Suppose X,Y are independent variables with $X \sim ZIP(\pi,\lambda)$ and $Y \sim ZIP(\pi,\lambda)$. The extended form of ZIP would be:
$Pr(X=0) = \pi+(1-\pi)e^{-\lambda}$
$Pr(X=x) = (1-\pi)\frac{\lambda^xe^{-\lambda}}{x!}$
(You could find more information about this distribution here)
I assumed the same $\lambda$ and $\pi$ for both, for simplifying the problem. I wonder if we can have a closed-form probability for X+Y as a new ZIP with clear parameters. I tried to write the equations.
$Pr(X+Y=z) = Pr(X=x)Pr(Y=z-x)$
I assumed $z-x$ as y for simplicity. Then we have four different situations.
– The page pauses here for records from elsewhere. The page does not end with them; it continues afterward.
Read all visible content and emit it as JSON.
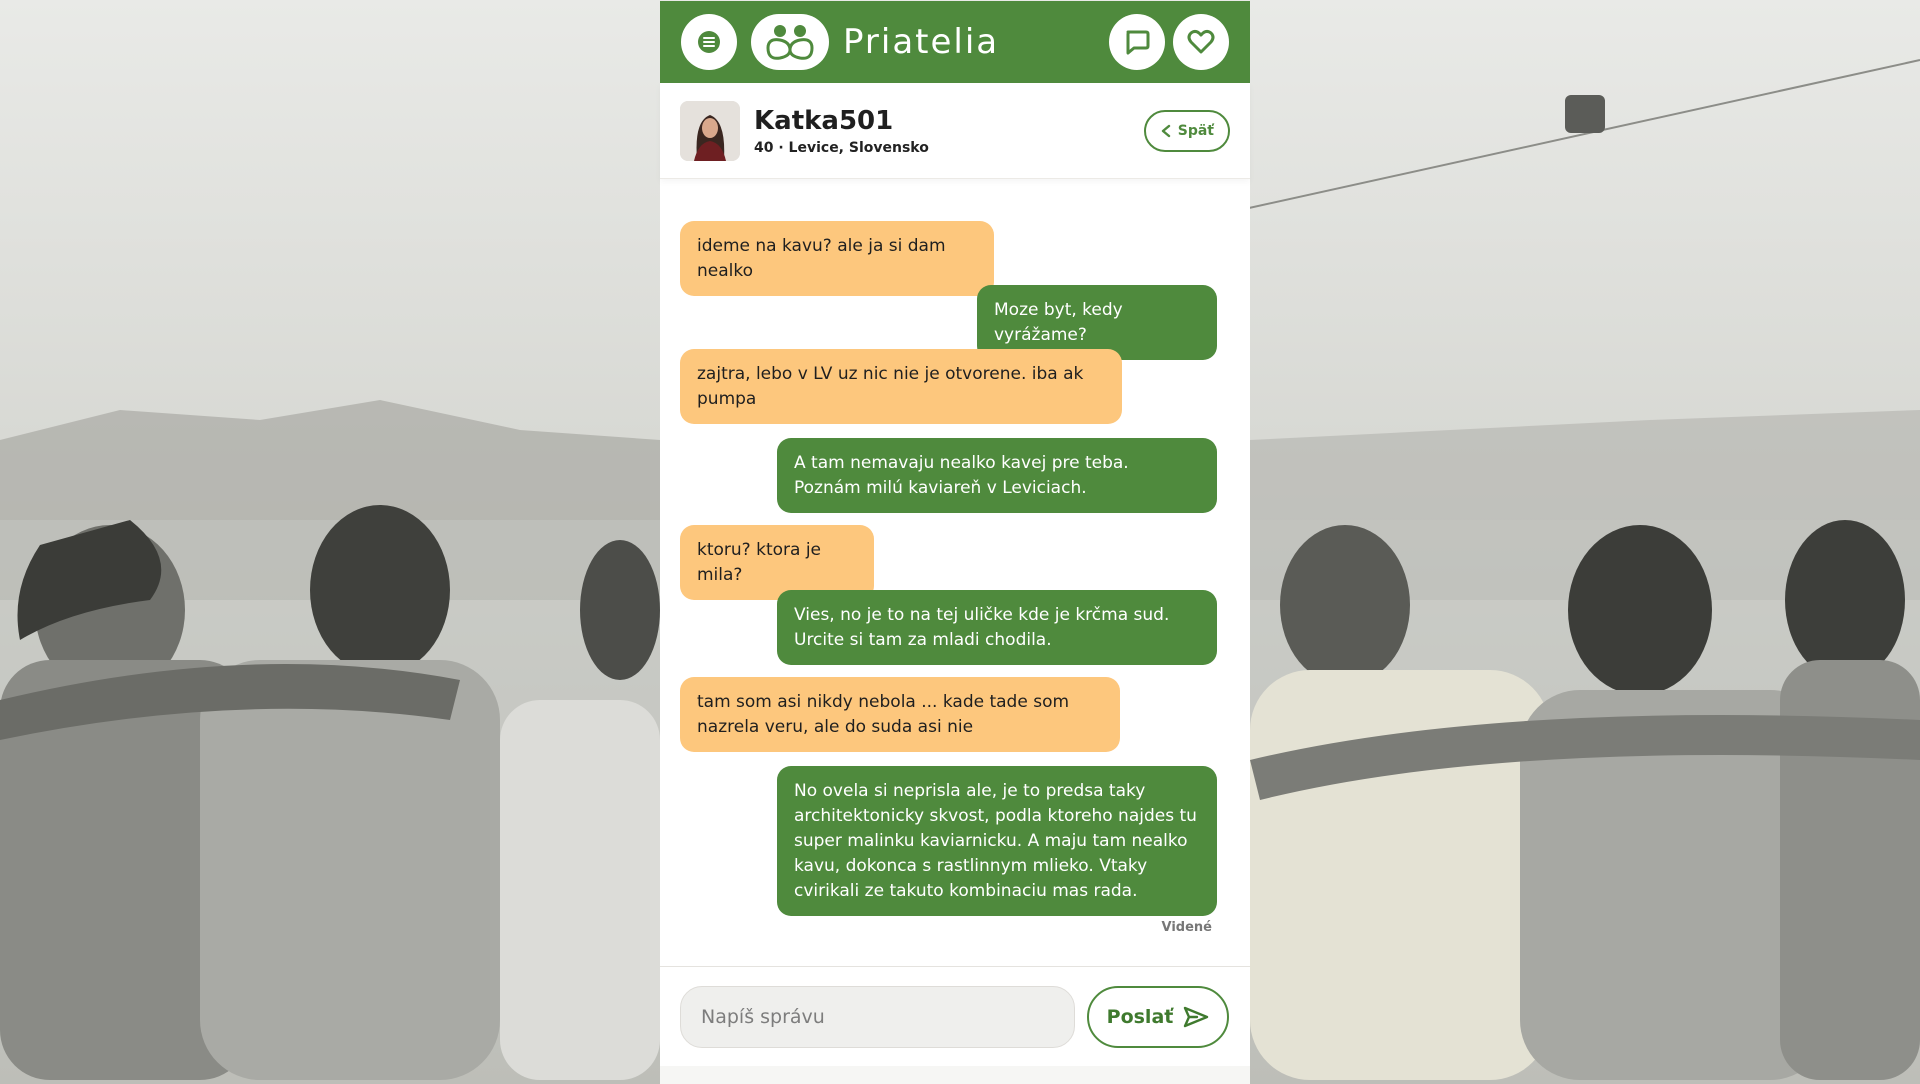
{
  "header": {
    "brand": "Priatelia",
    "menu_icon": "hamburger-menu-icon",
    "logo_icon": "friends-logo-icon",
    "messages_icon": "chat-bubble-icon",
    "favorites_icon": "heart-icon",
    "accent_color": "#4f8a3d"
  },
  "profile": {
    "name": "Katka501",
    "details": "40 · Levice, Slovensko",
    "back_label": "Späť"
  },
  "messages": [
    {
      "from": "them",
      "text": "ideme na kavu? ale ja si dam nealko"
    },
    {
      "from": "me",
      "text": "Moze byt, kedy vyrážame?"
    },
    {
      "from": "them",
      "text": "zajtra, lebo v LV uz nic nie je otvorene. iba ak pumpa"
    },
    {
      "from": "me",
      "text": "A tam nemavaju nealko kavej pre teba. Poznám milú kaviareň v Leviciach."
    },
    {
      "from": "them",
      "text": "ktoru? ktora je mila?"
    },
    {
      "from": "me",
      "text": "Vies, no je to na tej uličke kde je krčma sud. Urcite si tam za mladi chodila."
    },
    {
      "from": "them",
      "text": "tam som asi nikdy nebola ... kade tade som nazrela veru, ale do suda asi nie"
    },
    {
      "from": "me",
      "text": "No ovela si neprisla ale, je to predsa taky architektonicky skvost, podla ktoreho najdes tu super malinku kaviarnicku. A maju tam nealko kavu, dokonca s rastlinnym mlieko. Vtaky cvirikali ze takuto kombinaciu mas rada."
    }
  ],
  "status": {
    "seen": "Videné"
  },
  "composer": {
    "placeholder": "Napíš správu",
    "send_label": "Poslať"
  },
  "colors": {
    "incoming_bubble": "#fdc77d",
    "outgoing_bubble": "#4f8a3d"
  }
}
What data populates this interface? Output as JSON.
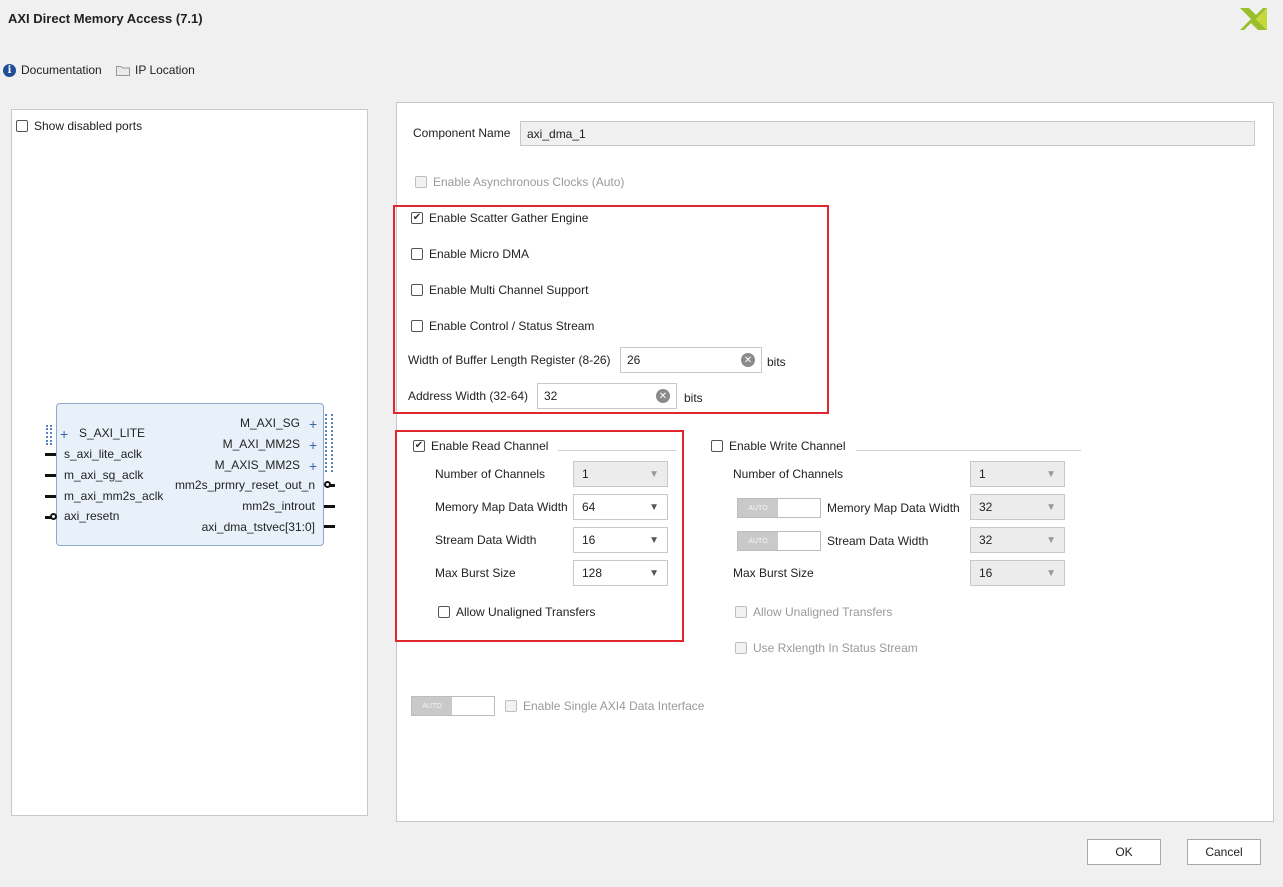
{
  "window": {
    "title": "AXI Direct Memory Access (7.1)"
  },
  "toolbar": {
    "documentation": "Documentation",
    "ip_location": "IP Location"
  },
  "left_panel": {
    "show_disabled_ports": "Show disabled ports",
    "ports_left": [
      "S_AXI_LITE",
      "s_axi_lite_aclk",
      "m_axi_sg_aclk",
      "m_axi_mm2s_aclk",
      "axi_resetn"
    ],
    "ports_right": [
      "M_AXI_SG",
      "M_AXI_MM2S",
      "M_AXIS_MM2S",
      "mm2s_prmry_reset_out_n",
      "mm2s_introut",
      "axi_dma_tstvec[31:0]"
    ]
  },
  "config": {
    "component_name_label": "Component Name",
    "component_name_value": "axi_dma_1",
    "enable_async_clocks": "Enable Asynchronous Clocks (Auto)",
    "enable_sg": "Enable Scatter Gather Engine",
    "enable_micro_dma": "Enable Micro DMA",
    "enable_multi_channel": "Enable Multi Channel Support",
    "enable_control_status": "Enable Control / Status Stream",
    "buffer_length_label": "Width of Buffer Length Register (8-26)",
    "buffer_length_value": "26",
    "address_width_label": "Address Width (32-64)",
    "address_width_value": "32",
    "bits": "bits"
  },
  "read_channel": {
    "title": "Enable Read Channel",
    "num_channels_label": "Number of Channels",
    "num_channels": "1",
    "mm_data_width_label": "Memory Map Data Width",
    "mm_data_width": "64",
    "stream_data_width_label": "Stream Data Width",
    "stream_data_width": "16",
    "max_burst_label": "Max Burst Size",
    "max_burst": "128",
    "allow_unaligned": "Allow Unaligned Transfers"
  },
  "write_channel": {
    "title": "Enable Write Channel",
    "num_channels_label": "Number of Channels",
    "num_channels": "1",
    "mm_data_width_label": "Memory Map Data Width",
    "mm_data_width": "32",
    "stream_data_width_label": "Stream Data Width",
    "stream_data_width": "32",
    "max_burst_label": "Max Burst Size",
    "max_burst": "16",
    "allow_unaligned": "Allow Unaligned Transfers",
    "use_rxlength": "Use Rxlength In Status Stream"
  },
  "auto_toggle_label": "AUTO",
  "single_axi4": "Enable Single AXI4 Data Interface",
  "buttons": {
    "ok": "OK",
    "cancel": "Cancel"
  },
  "colors": {
    "highlight_box": "#e0262e",
    "logo_green": "#9bbf2b"
  }
}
- $X=0,Y=0$ $\quad\quad\quad$ $Pr(X=0)Pr(Y=0)= [\pi+(1-\pi)e^{-\lambda}]^2$
- $X=0,Y>0$ $\quad\quad\quad$ $Pr(X=0)Pr(Y=y)= [\pi+(1-\pi)e^{-\lambda}][(1-\pi)\frac{\lambda^ye^{-\lambda}}{y!}]$
- $X>0,Y=0$ $\quad\quad\quad$ $Pr(X=x)Pr(Y=0)= [\pi+(1-\pi)e^{-\lambda}][(1-\pi)\frac{\lambda^xe^{-\lambda}}{x!}]$
- $X>0,Y>0$ $\quad\quad\quad$ $Pr(X=x)Pr(Y=y)= [(1-\pi)\frac{\lambda^ye^{-\lambda}}{y!}][(1-\pi)\frac{\lambda^xe^{-\lambda}}{x!}]$
Now, for assuming ZIP for this probability we would have
$Pr(X+Y=0)=[\pi+(1-\pi)e^{-\lambda}]^2$ $Pr(X+Y=z)=Pr(X=0)Pr(Y=y)+Pr(X=x)Pr(Y=0)+Pr(X=x)Pr(Y=y)$
I wonder if this formulation and assumptions are correct and if I could get a ZIP out of this.
The distribution of the sum of two independent ZIP random variables will be a mixture of Poisson distributions, but not itself a ZIP distribution. In your case, $$P(X+Y=k)=\pi^2\delta_k +2\pi(1-\pi)\frac {\lambda^k}{k!}e^\lambda + (1-\pi)^2\frac{(2\lambda)^k}{k!}e^{-2\lambda},$$ where $\delta_0=1$ and $\delta_k=0$ if $k>0$. This is not a ZIP distribution.
To see this formula, condition on the mixing event. The rv $X$ can be generated by flipping a coin with heads probability $\pi$. If heads comes up, let $X=0$. If tails comes up, pick $X$ from the $Po(\lambda)$ distribution. Flip another coin for $Y$. The result is: with probability $\pi^2$ you got 2 heads, so the result is $0$. With probability $2\pi(1-\pi)$ you got one head and one tail, and the resulting sum is $\sim Po(\lambda)$. The two tails case comes up with probability $(1-\pi)^2$, and the sum is $\sim Po(\lambda+\lambda)$.